According to occultist Israel Regardie, the Golden Dawn had spread to the United States of America before 1900 and a Thoth-Hermes temple had been founded in Chicago. By the beginning of the First World War in 1914, Mathers had established two to three American temples.
Decline and closure
Most temples of the Alpha et Omega and Stella Matutina closed or went into abeyance by the end of the 1930s, with the exceptions of two Stella Matutina temples: Hermes Temple in Bristol, which operated sporadically until 1970, and the Smaragdum Thallasses Temple (commonly referred to as Whare Ra) in Havelock North, New Zealand, which operated regularly until its closure in 1978.
While no temples in the original chartered lineage of the Golden Dawn survived past the 1970s, several organizations have since revived its teachings and rituals. Among these, perhaps the most notable calls itself "The Hermetic Order of the Golden Dawn, Inc."

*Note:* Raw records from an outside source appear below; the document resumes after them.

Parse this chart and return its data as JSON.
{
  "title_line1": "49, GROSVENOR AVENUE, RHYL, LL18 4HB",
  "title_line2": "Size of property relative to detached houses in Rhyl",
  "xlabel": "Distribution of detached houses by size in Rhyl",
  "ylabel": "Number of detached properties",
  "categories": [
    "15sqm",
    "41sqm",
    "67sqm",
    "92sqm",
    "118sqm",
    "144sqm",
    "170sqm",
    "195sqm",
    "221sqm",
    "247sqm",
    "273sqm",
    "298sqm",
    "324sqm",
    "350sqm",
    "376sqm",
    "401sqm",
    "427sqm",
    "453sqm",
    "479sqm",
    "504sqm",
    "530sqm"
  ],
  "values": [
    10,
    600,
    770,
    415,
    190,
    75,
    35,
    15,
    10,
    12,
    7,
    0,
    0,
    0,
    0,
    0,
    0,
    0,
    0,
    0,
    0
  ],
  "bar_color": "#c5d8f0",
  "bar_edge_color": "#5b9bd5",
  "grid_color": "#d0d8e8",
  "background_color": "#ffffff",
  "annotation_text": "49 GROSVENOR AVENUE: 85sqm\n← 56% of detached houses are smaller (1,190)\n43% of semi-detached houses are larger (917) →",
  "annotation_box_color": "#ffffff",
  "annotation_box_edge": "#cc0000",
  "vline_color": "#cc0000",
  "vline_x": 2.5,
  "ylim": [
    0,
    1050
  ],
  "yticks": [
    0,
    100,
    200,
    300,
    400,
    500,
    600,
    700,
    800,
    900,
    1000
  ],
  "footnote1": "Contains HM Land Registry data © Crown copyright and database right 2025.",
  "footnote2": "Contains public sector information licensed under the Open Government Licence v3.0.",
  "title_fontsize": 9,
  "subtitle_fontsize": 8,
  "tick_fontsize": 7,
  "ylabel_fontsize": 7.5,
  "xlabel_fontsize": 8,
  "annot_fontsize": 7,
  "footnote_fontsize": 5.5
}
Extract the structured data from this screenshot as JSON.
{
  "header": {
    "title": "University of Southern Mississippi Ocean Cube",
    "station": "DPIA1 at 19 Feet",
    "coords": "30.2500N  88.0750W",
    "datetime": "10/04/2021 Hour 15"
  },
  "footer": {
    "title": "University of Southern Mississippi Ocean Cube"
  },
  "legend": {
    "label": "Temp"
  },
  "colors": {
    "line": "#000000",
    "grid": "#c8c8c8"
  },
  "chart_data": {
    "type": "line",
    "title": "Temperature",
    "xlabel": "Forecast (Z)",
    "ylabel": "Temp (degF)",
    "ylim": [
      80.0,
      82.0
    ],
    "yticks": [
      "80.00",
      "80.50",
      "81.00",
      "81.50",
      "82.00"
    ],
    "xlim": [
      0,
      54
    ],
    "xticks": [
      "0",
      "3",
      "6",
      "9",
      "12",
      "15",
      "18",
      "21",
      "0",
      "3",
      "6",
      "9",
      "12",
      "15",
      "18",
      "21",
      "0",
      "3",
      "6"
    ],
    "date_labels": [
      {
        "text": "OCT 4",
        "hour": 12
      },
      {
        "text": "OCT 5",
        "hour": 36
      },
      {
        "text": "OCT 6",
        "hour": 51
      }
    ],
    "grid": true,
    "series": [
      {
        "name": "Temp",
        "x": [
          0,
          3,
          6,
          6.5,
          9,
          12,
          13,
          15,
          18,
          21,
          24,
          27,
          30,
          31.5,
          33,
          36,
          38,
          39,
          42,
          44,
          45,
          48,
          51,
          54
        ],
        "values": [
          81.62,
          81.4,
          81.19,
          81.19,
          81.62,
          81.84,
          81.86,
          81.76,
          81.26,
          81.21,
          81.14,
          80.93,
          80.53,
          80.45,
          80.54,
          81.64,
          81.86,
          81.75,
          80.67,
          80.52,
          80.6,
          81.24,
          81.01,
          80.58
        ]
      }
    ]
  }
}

According to founder Chic Cicero, in 1977 he rented a house in Columbus, Georgia for sole use as a Golden Dawn temple, he and his wife established an autonomous Golden Dawn temple there, built a Neophyte Hall and Vault of the Adepti, and called the resulting temple Isis-Urania, "after the original London temple of Mathers, Westcott and Woodman."
In June 1982, Israel Regardie traveled to the Isis-Urania temple to take on the offices of Initiating Hierophant and Chief Adept in the temple's Vault of the Adepti. During the visit, Regardie initiated two people into the Adeptus Minor grade and a third into the Neophyte grade. During this time, Regardie also consecrated the Ciceros' Vault of the Adepti and established the Second Order.
In 1988, The Hermetic Order of the Golden Dawn, Inc. was incorporated in the State of Florida, with Chic Cicero listed as its registered agent and President. The corporation has been granted 501(c) tax exempt status by the United States Internal Revenue Service, and was granted a trademark over the Golden Dawn name in 1997. It owns and maintains a website as well as a free online magazine dedicated to the Western Esoteric Tradition. According to the corporation's official website, the corporation promotes the published teachings of the original Hermetic Order of the Golden Dawn for the purpose of "the continued preservation of that body of knowledge known as Hermeticism or the Western Esoteric Tradition."